C'è una intervista concessa nel '73 ad un giornalista svizzero, Henry-Charles Tauxe, che scriveva per 24 heures - Feuille d'avis de Losanne in cui le cose sono raccontate in modo diverso.
"....da novembre del '71 soffrivo molto frequentemente di vertigini. Era molto spiacevole e volevo sapere se fossero curabili e si potesse guarirne. Perciò mi ricoverai in una clinica. Sono riusciti a diminuire questo mio fastidio, lo hanno ridotto a cinque minuti, mentre prima durava circa un'ora. Solo che, per scrivere i miei romanzi, occorreva che io fossi al cento per cento in piena forma. Soprattutto con il passare del tempo, i romanzi diventavano sempre più difficili da redigere. Fu allora che presi la decisione di smettere...".

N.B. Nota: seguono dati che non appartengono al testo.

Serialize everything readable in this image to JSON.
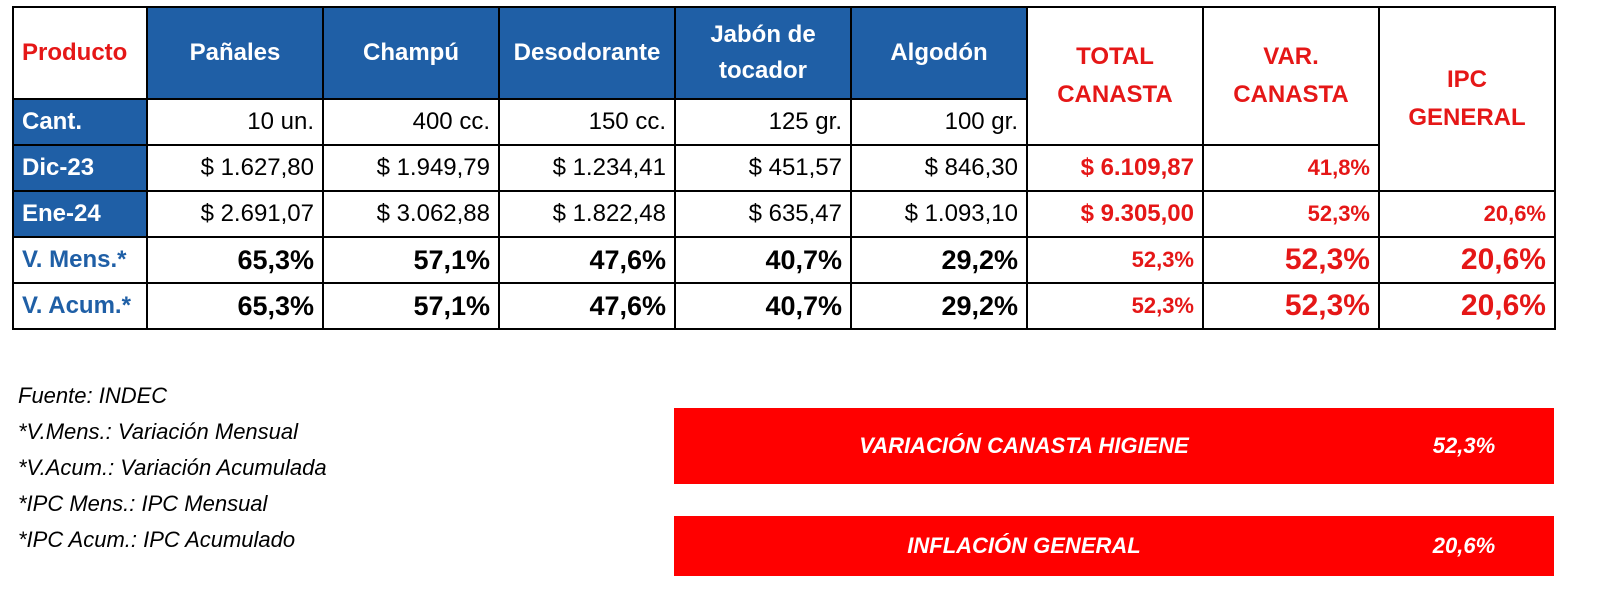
{
  "table": {
    "headers": {
      "producto": "Producto",
      "panales": "Pañales",
      "champu": "Champú",
      "desodorante": "Desodorante",
      "jabon": "Jabón de tocador",
      "algodon": "Algodón",
      "total": "TOTAL CANASTA",
      "var": "VAR. CANASTA",
      "ipc": "IPC GENERAL"
    },
    "cant": {
      "label": "Cant.",
      "values": [
        "10 un.",
        "400 cc.",
        "150 cc.",
        "125 gr.",
        "100 gr."
      ]
    },
    "dic23": {
      "label": "Dic-23",
      "values": [
        "$ 1.627,80",
        "$ 1.949,79",
        "$ 1.234,41",
        "$ 451,57",
        "$ 846,30"
      ],
      "total": "$ 6.109,87",
      "var": "41,8%"
    },
    "ene24": {
      "label": "Ene-24",
      "values": [
        "$ 2.691,07",
        "$ 3.062,88",
        "$ 1.822,48",
        "$ 635,47",
        "$ 1.093,10"
      ],
      "total": "$ 9.305,00",
      "var": "52,3%",
      "ipc": "20,6%"
    },
    "vmens": {
      "label": "V. Mens.*",
      "values": [
        "65,3%",
        "57,1%",
        "47,6%",
        "40,7%",
        "29,2%"
      ],
      "total": "52,3%",
      "var": "52,3%",
      "ipc": "20,6%"
    },
    "vacum": {
      "label": "V. Acum.*",
      "values": [
        "65,3%",
        "57,1%",
        "47,6%",
        "40,7%",
        "29,2%"
      ],
      "total": "52,3%",
      "var": "52,3%",
      "ipc": "20,6%"
    }
  },
  "notes": [
    "Fuente: INDEC",
    "*V.Mens.: Variación Mensual",
    "*V.Acum.: Variación Acumulada",
    "*IPC Mens.: IPC Mensual",
    "*IPC Acum.: IPC Acumulado"
  ],
  "banners": [
    {
      "label": "VARIACIÓN CANASTA HIGIENE",
      "value": "52,3%"
    },
    {
      "label": "INFLACIÓN GENERAL",
      "value": "20,6%"
    }
  ],
  "colors": {
    "blue": "#1f5fa6",
    "red": "#e51717",
    "banner": "#ff0000"
  }
}
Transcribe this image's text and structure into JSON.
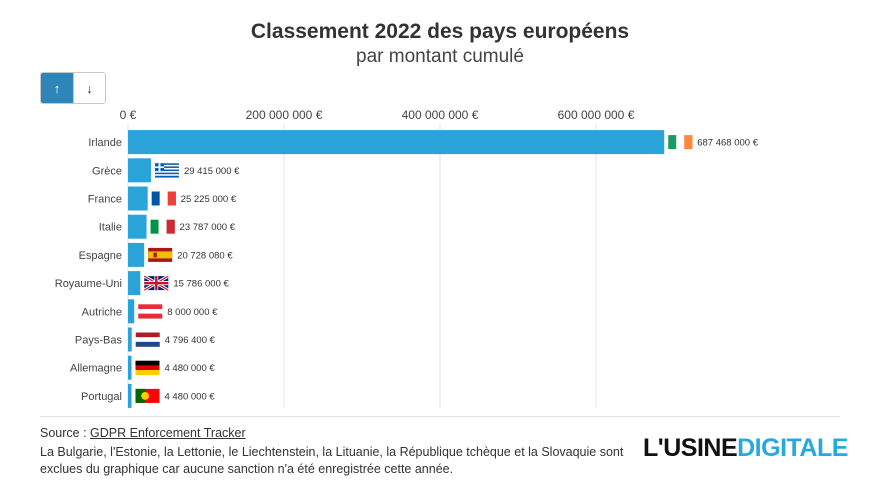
{
  "header": {
    "title": "Classement 2022 des pays européens",
    "subtitle": "par montant cumulé"
  },
  "sort": {
    "asc_icon": "arrow-up-icon",
    "desc_icon": "arrow-down-icon",
    "asc_label": "↑",
    "desc_label": "↓"
  },
  "chart_data": {
    "type": "bar",
    "orientation": "horizontal",
    "categories": [
      "Irlande",
      "Grèce",
      "France",
      "Italie",
      "Espagne",
      "Royaume-Uni",
      "Autriche",
      "Pays-Bas",
      "Allemagne",
      "Portugal"
    ],
    "values": [
      687468000,
      29415000,
      25225000,
      23787000,
      20728080,
      15786000,
      8000000,
      4796400,
      4480000,
      4480000
    ],
    "data_labels": [
      "687 468 000 €",
      "29 415 000 €",
      "25 225 000 €",
      "23 787 000 €",
      "20 728 080 €",
      "15 786 000 €",
      "8 000 000 €",
      "4 796 400 €",
      "4 480 000 €",
      "4 480 000 €"
    ],
    "flags": [
      "ie",
      "gr",
      "fr",
      "it",
      "es",
      "gb",
      "at",
      "nl",
      "de",
      "pt"
    ],
    "x_ticks": [
      0,
      200000000,
      400000000,
      600000000
    ],
    "x_tick_labels": [
      "0 €",
      "200 000 000 €",
      "400 000 000 €",
      "600 000 000 €"
    ],
    "xlim": [
      0,
      700000000
    ],
    "bar_color": "#29a3d8",
    "grid": true
  },
  "footer": {
    "source_prefix": "Source : ",
    "source_link": "GDPR Enforcement Tracker",
    "note": "La Bulgarie, l'Estonie, la Lettonie, le Liechtenstein, la Lituanie, la République tchèque et la Slovaquie sont exclues du graphique car aucune sanction n'a été enregistrée cette année.",
    "logo_part1": "L'USINE",
    "logo_part2": "DIGITALE",
    "logo_accent": "#29a8df"
  }
}
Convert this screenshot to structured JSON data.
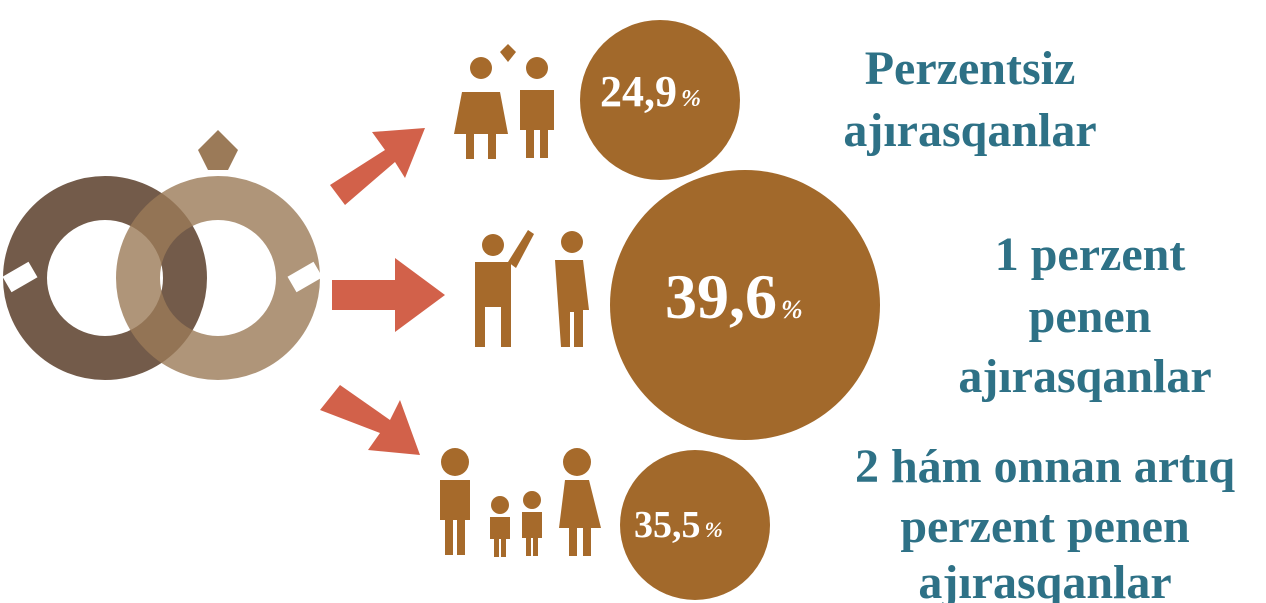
{
  "items": [
    {
      "value": "24,9",
      "unit": "%",
      "label": [
        "Perzentsiz",
        "ajırasqanlar"
      ]
    },
    {
      "value": "39,6",
      "unit": "%",
      "label": [
        "1 perzent",
        "penen",
        "ajırasqanlar"
      ]
    },
    {
      "value": "35,5",
      "unit": "%",
      "label": [
        "2 hám onnan artıq",
        "perzent penen",
        "ajırasqanlar"
      ]
    }
  ]
}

Quindi le sue non buone condizioni fisiche furono il motivo vero dell'abboandono della scrittura? Va ricordato che in altri contesti Simenon aveva lamentato che scrivere in quell'ètat de roman era sempre più faticoso, e che lo stress di mettersi completamente nella mente di un suo protagonista diventava sempre meno sopportabile. Quell'entrare nella testa di un'altro e di uscirne era un'operazione sempre più gravosa. E per dimostrarlo citava la lunghezza dei suoi romanzi: all'inizio erano composti da dodici capitoli, ma alla fine non arrivavano che a sette (ricordiamo che lui di media scriveva un capitolo al giorno).
Mancanza di ètat de roman e problemi fisici forse erano complementari. Magari costituivano due facce di una situazione che lo vedeva impegnato da oltre quarantina d'anni. E, arrivato alla soglia dei settant'anni, Simenon era probabilmente logorato e non solo dal suo sforzo creativo, ma anche da una vita in cui non si era mai risparmiato su nessun fronte.
"... io vivo nella pelle dei miei personaggi. Almeno ogni due mesi, c'erano dei personaggi che volevano nascere... Ora, all'improvviso, voglio vivere la mia vita per me, mi sento liberato, mi sento felice, una serenità completa - continuava a spiegare Simenon a Tauxe - Ero divenuto schiavo dei miei personaggi. Era molto faticoso. Ora non gli permetto d'impormi la loro presenza. Li tengo a distanza... sono rintrato nella mia pelle, nella mia personale vita e non ho più la forza di creare dei personaggi...".
Quello che emerge sempre più chiaramente è la presenza di varie concause, il logoramento, l'età, la salute... Ma, quello che non smette di stupire, é come sia possibile che un personaggio il quale dello scrivere aveva fatto per oltre cinquant'anni la sua ragione di vita, potesse smettere così all'improvviso, ma soprattutto senza evidenti rimpianti.
E sono ancora le sue parole in quell'intervista che non lasciano spazio ad altre interpretazioni.
"...E' un lato del mio carattere: quando io tronco con qualcuno o con qualcosa, non torno mai indietro, non ci penso più. E' chiuso...Quando ripenso ai romanzi questo non mi dice più nulla: è come se tutto questo fosse stato scritto da qualcun'altro. Ho consacrato tutta la mia mia vita ai romanzi, ne ho scritti 214, adesso provo il bisogno di tirare un respiro - e tanto per essere più chiaro - ... Se avessi continuato, mi sarei ucciso nel giro di due o tre anni...".